Dr. Watson talks about the ”hard earned neutrality” of international aid agencies and suggests that they are unwilling to surrender that to move ”behind the wire” and cooperate with Canada’s 3D (defence, diplomacy, development) approach to delivering support to the people of Afghanistan.
In point of fact Dr. Watson is not engaged in promoting the independence of CARE Canada, or any other agency – no one is conscripting them. This is nothing more than a nasty little feud over money. For Dr. Watson and his fellow travelers every dollar spent on the military is a dollar which cannot be funnelled through CARE Canada and its bureaucracy.

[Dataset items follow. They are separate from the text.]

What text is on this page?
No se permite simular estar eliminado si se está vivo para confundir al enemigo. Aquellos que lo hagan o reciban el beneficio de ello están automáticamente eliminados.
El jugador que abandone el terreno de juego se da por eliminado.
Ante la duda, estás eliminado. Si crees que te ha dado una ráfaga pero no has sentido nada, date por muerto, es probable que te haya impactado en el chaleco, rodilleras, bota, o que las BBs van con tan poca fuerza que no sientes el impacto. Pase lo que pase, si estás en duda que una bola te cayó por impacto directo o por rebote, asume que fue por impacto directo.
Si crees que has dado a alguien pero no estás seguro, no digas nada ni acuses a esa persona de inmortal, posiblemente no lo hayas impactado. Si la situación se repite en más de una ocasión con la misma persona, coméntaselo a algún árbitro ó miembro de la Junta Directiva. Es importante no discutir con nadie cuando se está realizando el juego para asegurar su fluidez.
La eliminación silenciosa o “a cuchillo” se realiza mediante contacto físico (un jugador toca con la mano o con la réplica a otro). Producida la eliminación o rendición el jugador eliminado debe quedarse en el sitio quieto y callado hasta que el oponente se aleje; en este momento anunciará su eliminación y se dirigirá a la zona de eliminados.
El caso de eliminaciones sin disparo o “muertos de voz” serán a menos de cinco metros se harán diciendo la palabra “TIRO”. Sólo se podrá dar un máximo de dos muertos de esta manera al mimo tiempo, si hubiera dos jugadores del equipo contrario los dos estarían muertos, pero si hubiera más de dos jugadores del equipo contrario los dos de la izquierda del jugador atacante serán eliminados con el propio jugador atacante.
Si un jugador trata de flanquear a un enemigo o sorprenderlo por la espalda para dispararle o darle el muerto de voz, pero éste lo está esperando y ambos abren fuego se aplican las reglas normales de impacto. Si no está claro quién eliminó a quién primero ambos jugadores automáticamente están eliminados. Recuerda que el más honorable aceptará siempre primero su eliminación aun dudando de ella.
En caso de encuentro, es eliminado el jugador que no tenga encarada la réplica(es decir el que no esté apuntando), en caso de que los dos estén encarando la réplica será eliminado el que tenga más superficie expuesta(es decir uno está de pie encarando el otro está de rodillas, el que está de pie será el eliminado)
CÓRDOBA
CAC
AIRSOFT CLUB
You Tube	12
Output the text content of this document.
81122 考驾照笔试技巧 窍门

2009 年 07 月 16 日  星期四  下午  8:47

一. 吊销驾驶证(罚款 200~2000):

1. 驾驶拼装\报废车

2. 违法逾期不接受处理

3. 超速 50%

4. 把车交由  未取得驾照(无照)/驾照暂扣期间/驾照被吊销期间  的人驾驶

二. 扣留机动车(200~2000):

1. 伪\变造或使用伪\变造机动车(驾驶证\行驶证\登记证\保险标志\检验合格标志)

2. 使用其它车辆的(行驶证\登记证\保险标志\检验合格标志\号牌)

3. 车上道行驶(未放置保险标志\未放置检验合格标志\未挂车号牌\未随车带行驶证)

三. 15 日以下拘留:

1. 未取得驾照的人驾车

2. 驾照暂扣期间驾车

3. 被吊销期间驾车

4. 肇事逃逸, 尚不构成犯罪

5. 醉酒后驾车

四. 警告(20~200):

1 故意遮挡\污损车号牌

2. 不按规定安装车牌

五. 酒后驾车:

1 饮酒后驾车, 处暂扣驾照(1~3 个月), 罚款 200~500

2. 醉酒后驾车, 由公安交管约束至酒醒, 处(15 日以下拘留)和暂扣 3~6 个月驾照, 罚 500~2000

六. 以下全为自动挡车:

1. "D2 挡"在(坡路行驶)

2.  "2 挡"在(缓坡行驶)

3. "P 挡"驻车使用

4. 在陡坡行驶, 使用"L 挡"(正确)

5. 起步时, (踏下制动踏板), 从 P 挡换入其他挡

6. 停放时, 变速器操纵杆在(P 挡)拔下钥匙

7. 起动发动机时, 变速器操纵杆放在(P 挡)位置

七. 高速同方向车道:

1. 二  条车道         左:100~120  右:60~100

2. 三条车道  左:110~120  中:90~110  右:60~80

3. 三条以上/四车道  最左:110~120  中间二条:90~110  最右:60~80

Canada has decided on the 3D approach because Canadian officials are convinced that the best, most cost effective way to get Canadian aid to the neediest Afghans is by having the aid agencies work closely with the Canadian military – who have a long and honourable tradition of helping people wherever they find need. Nothing is stopping CARE Canada from raising money and spending it anywhere it wishes in Afghanistan or elsewhere on whatever projects it thinks are most beneficial.
In other words, CARE is still free to pursue its highly successful Widows Feeding Project but may have to do so with private funds raised by it's supporters. (Government Agencies such as the CF and DFAIT cannot raise funds in this manner.)
The Government of Canada has decided that government money will be more carefully focused – on 3D, in the Kandahar region. Those aid agencies who want to participate must cooperate and coordinate with the military which is, de facto the ‘lead’ agency in the region. Those who object to sacrificing their hard won neutrality need not ask for money. Seems simple enough.
The fact is that Kandahar is in need of all three aspects of the 3D approach. This requires a combined effort from numerous organizations, including the military, because of it's extensive experience in these areas.
CARE Canada is an estimable organization which has been a world leader in aid and development. To its credit it has not cut and run in the face of even the Taliban. Dr. Watson is on record as opposing military managed ”aid” because it might endanger the neutral civilian aid agencies by tying them, in the minds of locals, with foreign, ‘occupying’ military forces and making those neutral, civilian aid agencies targets for attack. That is a legitimate point of view and if he feels that CARE Canada people would be unnecessarily endangered then he should not deploy them to Kandahar.
On the other hand, we see considerable merit in Canada’s official 3D approach and we agree that Canadian government resources, especially money, should be directed to all organizations working in the 3D team.
Perhaps Canada is wrong, perhaps Dr. Watson is right and the military should be restricted to fighting and locally funded (self-funded) very local “aid” projects. If experience shows that then we hope the Government of Canada will adjust accordingly but Dr. Watson should wait until we have some experience. Right now, it appears to us, he is just whining because he and CARE Canada will not have unfettered access to a large pot of money.